1. After I had the Sube's wheels retorqued -- it took over a week for me to rack up 50 miles of driving after having the summer tires put back on -- , I made a solo drive up the North Fork of the CdA River to see if the Coal Creek Trail was accessible. The river road had a light traffic. Several vehicles sat in parking areas while their owners waded out into the river to fish. A few other people fished out of boats that drifted downstream. I saw no gatherings, no crowds, just solitary guys fishing or floating.
From the road, I saw that it will be a while before I can hike Coal Creek. Snow covered the short road at the turn in as well as the small parking area. I'll check it again in a couple of weeks without high expectations. Since I don't have a sturdy snow vehicle nor do I own snowshoes, I just cruised on by the trail head area, found a place a ways up the river to turn around, and headed back to Kellogg.
2. In Kellogg, I parked at the bottom of the staircase leading up to the hospital's Wellness Trail. I took a brief nap in the car. Soon I started up the Wellness Trail itself. Already, I'm getting a bit stronger. Yes, I stopped at both benches along the trail and rested and let my heavy breathing and rapid heartbeat return to normal, but my recovery time was quicker and as I hiked to the picnic table at the end of the trail, my legs felt stronger. I hope that before long I can hike to each bench without stopping. After that, I will try to complete the hike and only stop at one bench. Ultimately, I hope to repeat what I did last summer and hike the length of the (pretty short) trail without stopping.

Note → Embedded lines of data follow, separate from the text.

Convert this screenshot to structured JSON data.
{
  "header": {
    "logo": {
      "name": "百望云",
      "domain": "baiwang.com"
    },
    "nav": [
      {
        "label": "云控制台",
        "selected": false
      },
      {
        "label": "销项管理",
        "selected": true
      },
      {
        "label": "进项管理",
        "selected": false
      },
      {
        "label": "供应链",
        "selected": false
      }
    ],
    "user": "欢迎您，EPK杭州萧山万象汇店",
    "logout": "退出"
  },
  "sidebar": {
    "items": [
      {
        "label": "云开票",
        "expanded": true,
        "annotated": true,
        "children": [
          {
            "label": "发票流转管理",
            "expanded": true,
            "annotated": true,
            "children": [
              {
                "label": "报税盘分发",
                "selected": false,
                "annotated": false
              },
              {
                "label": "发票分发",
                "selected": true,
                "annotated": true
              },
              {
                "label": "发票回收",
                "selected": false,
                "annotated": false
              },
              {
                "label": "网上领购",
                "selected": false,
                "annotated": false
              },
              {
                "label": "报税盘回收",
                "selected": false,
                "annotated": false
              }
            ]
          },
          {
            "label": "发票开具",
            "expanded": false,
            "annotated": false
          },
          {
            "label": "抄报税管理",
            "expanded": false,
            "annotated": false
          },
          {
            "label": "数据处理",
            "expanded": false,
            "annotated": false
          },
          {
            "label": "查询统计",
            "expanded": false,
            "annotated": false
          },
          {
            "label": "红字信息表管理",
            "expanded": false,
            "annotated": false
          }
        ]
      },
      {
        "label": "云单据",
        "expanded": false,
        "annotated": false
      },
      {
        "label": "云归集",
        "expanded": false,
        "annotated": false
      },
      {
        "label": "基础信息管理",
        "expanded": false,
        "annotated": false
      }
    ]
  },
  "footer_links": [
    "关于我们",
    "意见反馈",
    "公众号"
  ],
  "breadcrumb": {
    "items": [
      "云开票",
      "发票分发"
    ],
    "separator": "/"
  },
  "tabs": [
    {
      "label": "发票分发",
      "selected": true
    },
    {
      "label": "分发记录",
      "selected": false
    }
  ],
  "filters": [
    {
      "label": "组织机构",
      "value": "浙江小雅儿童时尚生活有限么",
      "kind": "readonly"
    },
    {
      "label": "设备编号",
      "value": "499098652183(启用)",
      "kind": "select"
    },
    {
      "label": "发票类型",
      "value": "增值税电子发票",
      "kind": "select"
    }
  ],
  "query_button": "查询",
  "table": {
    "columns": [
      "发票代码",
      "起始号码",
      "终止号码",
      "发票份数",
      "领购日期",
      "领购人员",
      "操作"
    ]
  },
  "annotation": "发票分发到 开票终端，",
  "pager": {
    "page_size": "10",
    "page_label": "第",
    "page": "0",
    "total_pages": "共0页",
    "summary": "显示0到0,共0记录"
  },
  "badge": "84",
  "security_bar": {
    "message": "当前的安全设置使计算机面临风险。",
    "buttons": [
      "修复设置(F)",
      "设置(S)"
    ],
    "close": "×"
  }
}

3. I taught, as a graduate student, in the Composition Program at the University of Oregon in the 1980s. Back then, the beginning writing classes were taught by graduate students and a staff of instructors -- the instructors held graduate degrees. They worked part and full time. They were not professors. They were not grad students. They were instructors, overworked and poorly paid.
Today, I had flashbacks to one of the instructors teaching at the same time I was. His name is Bob Martin. I didn't know Bob well at all. In composition workshops and meetings, Bob struck me as really smart and charismatic. When he discussed how he was working with his students and helping them learn to write, his ideas always sounded innovative and his enthusiasm inspired me.
In one workshop in which, I think, we were discussing teaching WR 123, the research and composition course, Bob explained how he brought Miles Davis into his course.
Except he didn't call him Miles Davis.
He just called him Miles.
There was something hip, cool, and worldly about the way Bob talked about Miles Davis, calling him Miles, that conveyed to me that Miles Davis breathed air so rarefied that he didn't need a surname. People in the know, people on the inside, cool people just called him Miles. It was similar to being around friends who loved the Grateful Dead. They never uttered the name Jerry Garcia. He was just Jerry.
I remember Bob Martin talking about Miles that day in ways that suggested (and I had no problem with this) that cool people hip to the world of jazz shared a first-name kind of familiarity with Miles Davis, not only with his music, but with his story.
Bob Martin's tone of voice in talking about Miles Davis was knowing. He resided in a land of coolness that was foreign to me, speaking with an intimate knowledge of "Miles" that left me wide-eyed, as if I'd heard the tales of an adventurer who was reporting back from some exotic place.
I enjoyed my memory of Bob Martin (however inaccurate it might be) returning to me this afternoon as I watched the documentary film, Miles Davis: Birth of the Cool.
I am not knowledgeable enough to review this movie. I enjoyed learning how Miles Davis translated feeling into music and eventually created a unique expression of jazz music that had an immeasurable influence on the world of jazz and helped expand the imagination and the careers of musicians like John Coltrane, Bill Evans, Ron Carter, Wayne Shorter, and many others who collaborated with him at different times in different bands.
I also learned more about Miles Davis' struggles with heroin, cocaine, and alcohol, about his marriages, and his physically violent outbursts of jealousy. These parts of the his story were awful to learn about.
Underlying the movie and its many interviews with people who knew Miles Davis was a current of bewilderment. That Miles Davis was a musical genius always expanding the boundaries of jazz and looking for ways to innovate is undeniable and was a source of this movie's respect for him; that he was also difficult, erratic, temperamental, and violent informed the movie's uncertainty as to what, in the end, to make of Miles Davis.
Well, I was left perplexed. Maybe it wasn't the movie that was uncertain. I was.